We refer to the recent article by senior health correspondent Salma Khalik (Should older women go for breast cancer screening? Experts divided, Aug 26) and the Forum letter by Dr Desmond Wai (Balance benefits of breast cancer screening against potential harms, Sept 5).
As clinicians managing newly diagnosed breast cancer patients daily, we strongly believe that breast cancer screening should continue beyond age 70. We continue to see elderly seniors in their 70s to 80s with stage 2 and above breast cancers, presenting symptomatically with a self-detected breast lump.
These cancers may become debilitating and eventually life-threatening if left untreated, and likely would have been detected and treated at earlier stages if the women had continued screening after age 70. Treatment of breast cancer in the earlier stages is generally less complex with better outcomes.
The risk of false positives from screening is always present regardless of age of screening.
The managing clinician should assess not only the risk of cancer in the screen-detected abnormality, but also each individual patient’s risk factors, general health status and co-existing medical conditions, life expectancy and possible treatment options should cancer be found.

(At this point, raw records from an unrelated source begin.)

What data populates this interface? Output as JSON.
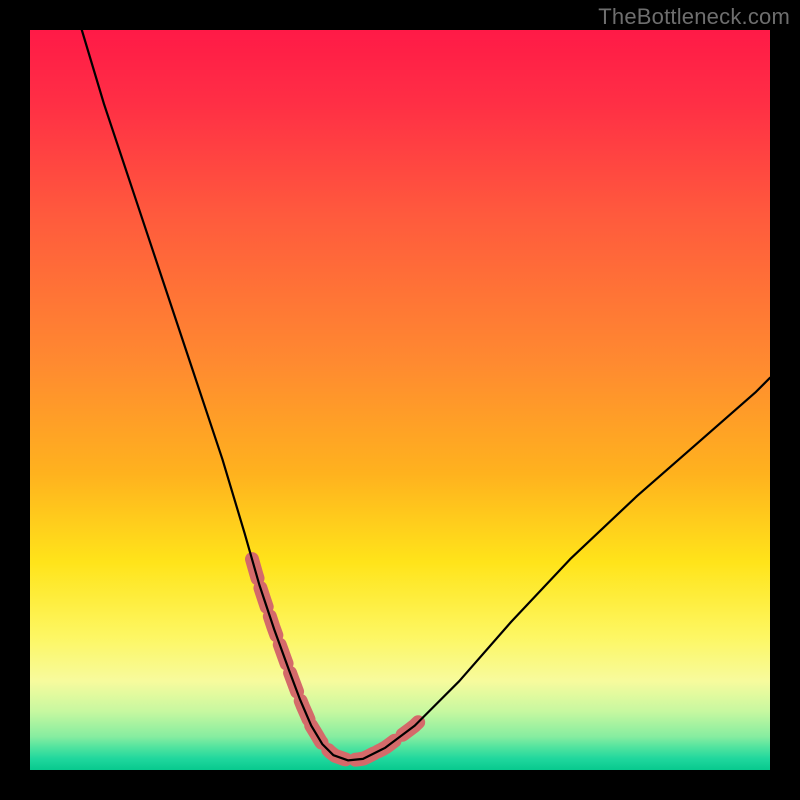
{
  "watermark": {
    "text": "TheBottleneck.com"
  },
  "gradient_stops": [
    "#ff1a47",
    "#ff2f45",
    "#ff5a3d",
    "#ff8a30",
    "#ffb21e",
    "#ffe41a",
    "#fdf763",
    "#f7fb9d",
    "#c8f8a0",
    "#86eda0",
    "#4fe39f",
    "#1fd79d",
    "#08c98e"
  ],
  "chart_data": {
    "type": "line",
    "title": "",
    "xlabel": "",
    "ylabel": "",
    "xlim": [
      0,
      100
    ],
    "ylim": [
      0,
      100
    ],
    "series": [
      {
        "name": "bottleneck-curve",
        "x": [
          7,
          10,
          14,
          18,
          22,
          26,
          29,
          31,
          33,
          35,
          36.5,
          38,
          39.5,
          41,
          43,
          45,
          48,
          52,
          58,
          65,
          73,
          82,
          90,
          98,
          100
        ],
        "values": [
          100,
          90,
          78,
          66,
          54,
          42,
          32,
          25,
          19,
          13.5,
          9.5,
          6,
          3.5,
          2,
          1.3,
          1.5,
          3,
          6,
          12,
          20,
          28.5,
          37,
          44,
          51,
          53
        ]
      }
    ],
    "highlight_segments": [
      {
        "name": "left-dash",
        "x_range": [
          30,
          38
        ],
        "side": "left"
      },
      {
        "name": "bottom-dash",
        "x_range": [
          38,
          47
        ],
        "side": "bottom"
      },
      {
        "name": "right-dash",
        "x_range": [
          47,
          52.5
        ],
        "side": "right"
      }
    ],
    "notes": "Curve is a qualitative V-shape; x has no visible ticks so values are percent-of-width estimates. y read as percent-of-height from bottom (0) to top (100)."
  }
}
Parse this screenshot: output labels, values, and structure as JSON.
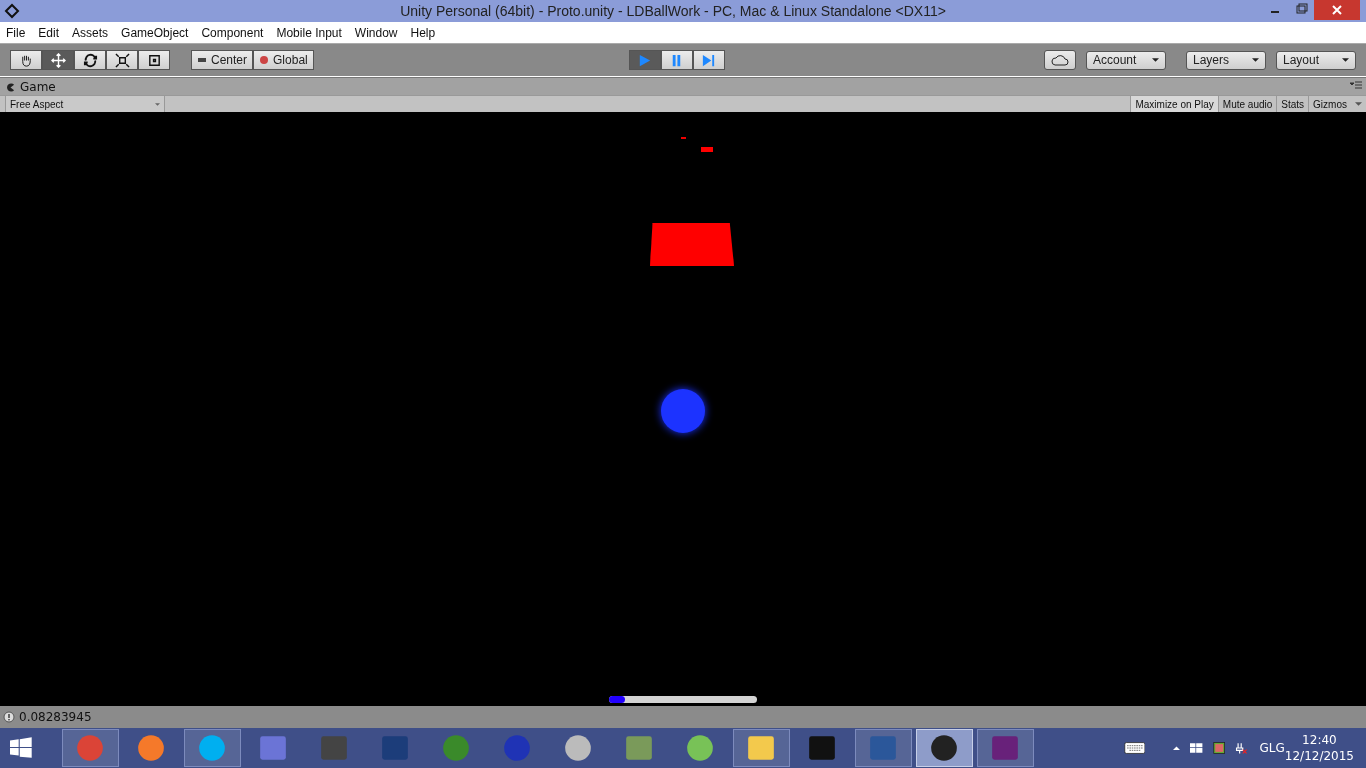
{
  "window": {
    "title": "Unity Personal (64bit) - Proto.unity - LDBallWork - PC, Mac & Linux Standalone <DX11>"
  },
  "menu": [
    "File",
    "Edit",
    "Assets",
    "GameObject",
    "Component",
    "Mobile Input",
    "Window",
    "Help"
  ],
  "toolbar": {
    "tools": [
      {
        "selected": false
      },
      {
        "selected": true
      },
      {
        "selected": false
      },
      {
        "selected": false
      },
      {
        "selected": false
      }
    ],
    "pivot": [
      "Center",
      "Global"
    ],
    "playback": [
      {
        "selected": true
      },
      {
        "selected": false
      },
      {
        "selected": false
      }
    ],
    "account": "Account",
    "layers": "Layers",
    "layout": "Layout"
  },
  "game_panel": {
    "tab": "Game",
    "aspect": "Free Aspect",
    "toggles": [
      {
        "label": "Maximize on Play",
        "selected": true
      },
      {
        "label": "Mute audio",
        "selected": false
      },
      {
        "label": "Stats",
        "selected": false
      },
      {
        "label": "Gizmos",
        "selected": false
      }
    ],
    "progress": {
      "level": 0.11
    }
  },
  "status_bar": {
    "message": "0.08283945"
  },
  "taskbar": {
    "apps": [
      {
        "open": true,
        "selected": false
      },
      {
        "open": false,
        "selected": false
      },
      {
        "open": true,
        "selected": false
      },
      {
        "open": false,
        "selected": false
      },
      {
        "open": false,
        "selected": false
      },
      {
        "open": false,
        "selected": false
      },
      {
        "open": false,
        "selected": false
      },
      {
        "open": false,
        "selected": false
      },
      {
        "open": false,
        "selected": false
      },
      {
        "open": false,
        "selected": false
      },
      {
        "open": false,
        "selected": false
      },
      {
        "open": true,
        "selected": false
      },
      {
        "open": false,
        "selected": false
      },
      {
        "open": true,
        "selected": false
      },
      {
        "open": true,
        "selected": true
      },
      {
        "open": true,
        "selected": false
      }
    ],
    "language": "GLG",
    "time": "12:40",
    "date": "12/12/2015"
  }
}
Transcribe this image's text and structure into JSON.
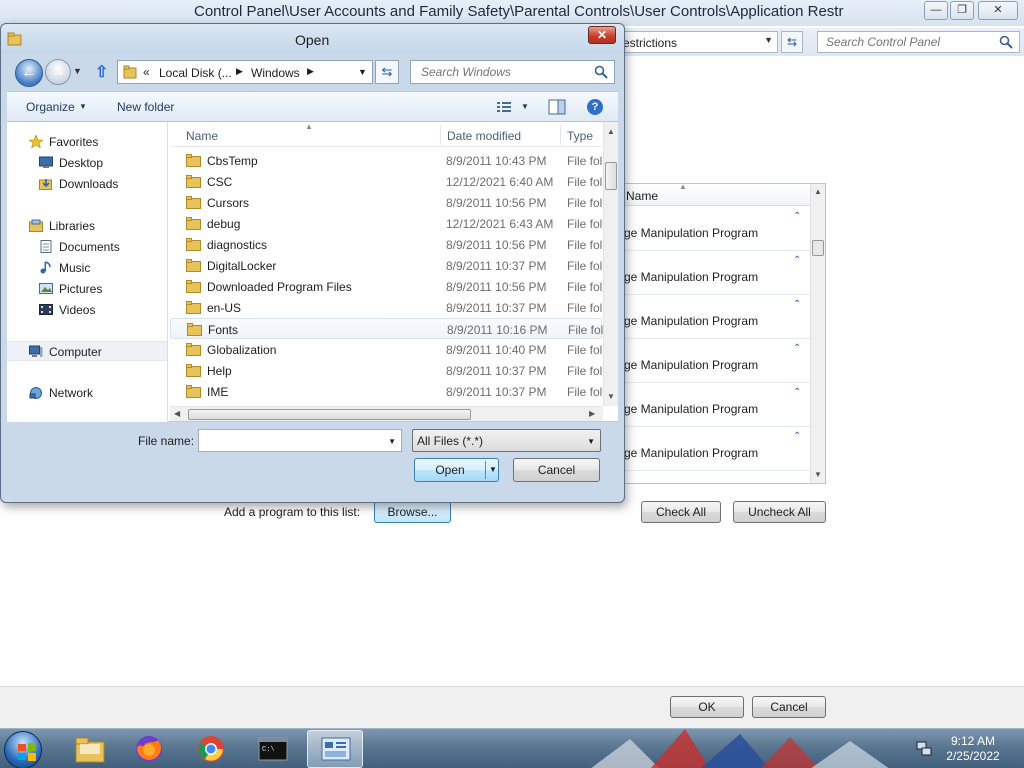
{
  "control_panel": {
    "title": "Control Panel\\User Accounts and Family Safety\\Parental Controls\\User Controls\\Application Restr",
    "address_segment": "estrictions",
    "search_placeholder": "Search Control Panel",
    "list_header": "Name",
    "list_items": [
      "ge Manipulation Program",
      "ge Manipulation Program",
      "ge Manipulation Program",
      "ge Manipulation Program",
      "ge Manipulation Program",
      "ge Manipulation Program"
    ],
    "add_program_label": "Add a program to this list:",
    "browse_label": "Browse...",
    "check_all_label": "Check All",
    "uncheck_all_label": "Uncheck All",
    "ok_label": "OK",
    "cancel_label": "Cancel"
  },
  "dialog": {
    "title": "Open",
    "address": {
      "overflow": "«",
      "segments": [
        "Local Disk (...",
        "Windows"
      ]
    },
    "search_placeholder": "Search Windows",
    "toolbar": {
      "organize": "Organize",
      "new_folder": "New folder"
    },
    "nav": {
      "favorites": "Favorites",
      "desktop": "Desktop",
      "downloads": "Downloads",
      "libraries": "Libraries",
      "documents": "Documents",
      "music": "Music",
      "pictures": "Pictures",
      "videos": "Videos",
      "computer": "Computer",
      "network": "Network"
    },
    "columns": {
      "name": "Name",
      "date_modified": "Date modified",
      "type": "Type"
    },
    "files": [
      {
        "name": "CbsTemp",
        "date": "8/9/2011 10:43 PM",
        "type": "File fol"
      },
      {
        "name": "CSC",
        "date": "12/12/2021 6:40 AM",
        "type": "File fol"
      },
      {
        "name": "Cursors",
        "date": "8/9/2011 10:56 PM",
        "type": "File fol"
      },
      {
        "name": "debug",
        "date": "12/12/2021 6:43 AM",
        "type": "File fol"
      },
      {
        "name": "diagnostics",
        "date": "8/9/2011 10:56 PM",
        "type": "File fol"
      },
      {
        "name": "DigitalLocker",
        "date": "8/9/2011 10:37 PM",
        "type": "File fol"
      },
      {
        "name": "Downloaded Program Files",
        "date": "8/9/2011 10:56 PM",
        "type": "File fol"
      },
      {
        "name": "en-US",
        "date": "8/9/2011 10:37 PM",
        "type": "File fol"
      },
      {
        "name": "Fonts",
        "date": "8/9/2011 10:16 PM",
        "type": "File fol"
      },
      {
        "name": "Globalization",
        "date": "8/9/2011 10:40 PM",
        "type": "File fol"
      },
      {
        "name": "Help",
        "date": "8/9/2011 10:37 PM",
        "type": "File fol"
      },
      {
        "name": "IME",
        "date": "8/9/2011 10:37 PM",
        "type": "File fol"
      }
    ],
    "hovered_file": "Fonts",
    "file_name_label": "File name:",
    "file_name_value": "",
    "filter_value": "All Files (*.*)",
    "open_label": "Open",
    "cancel_label": "Cancel"
  },
  "taskbar": {
    "apps": [
      "windows-explorer",
      "firefox",
      "chrome",
      "command-prompt",
      "control-panel"
    ],
    "active_app": "control-panel",
    "clock_time": "9:12 AM",
    "clock_date": "2/25/2022"
  },
  "colors": {
    "folder": "#e8c35a",
    "accent": "#3c7fb1",
    "close_button": "#c7402c"
  }
}
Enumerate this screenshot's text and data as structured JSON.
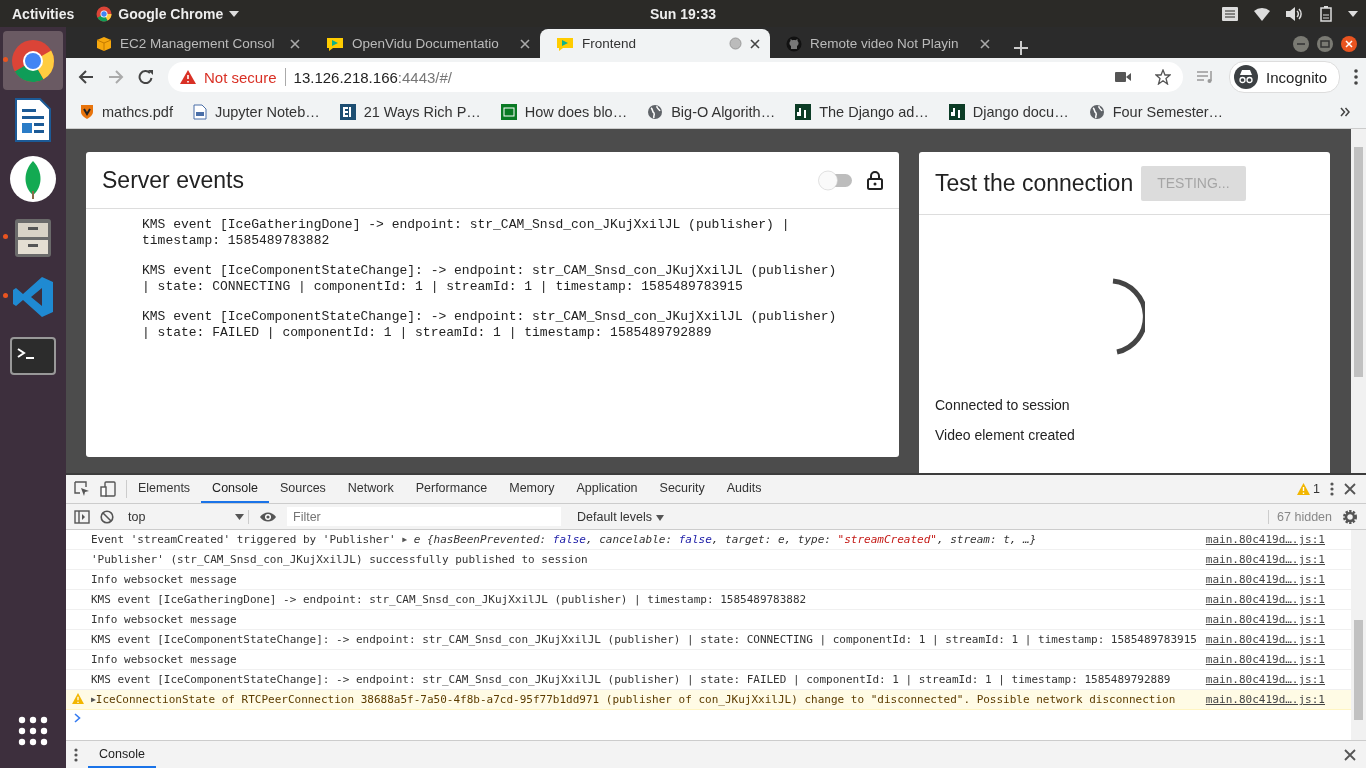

The clinician then discusses the pros and cons of pursuing further evaluation of the screening abnormality with the patient, so that the patient may make an informed decision for herself. This is the “balanced” approach in breast cancer screening.
We acknowledge that screen-detected breast cancer will have a varying extent of severity but each patient deserves to know her available options in the event of an abnormal screening result.
Many of our female seniors often mistakenly think they are no longer at risk of breast cancer when they stop receiving invitations to attend the national breast cancer screening programme BreastScreen Singapore after age 70. This is despite the average life expectancy for women in Singapore being 85.2 years.
Let us not confuse them further. With October being breast cancer awareness month, we should have a consistent message to our seniors that breast cancer screening after age 70 should continue as long as the woman remains well and fit with a life expectancy of 10 years or more. After all, active ageing also means healthy ageing.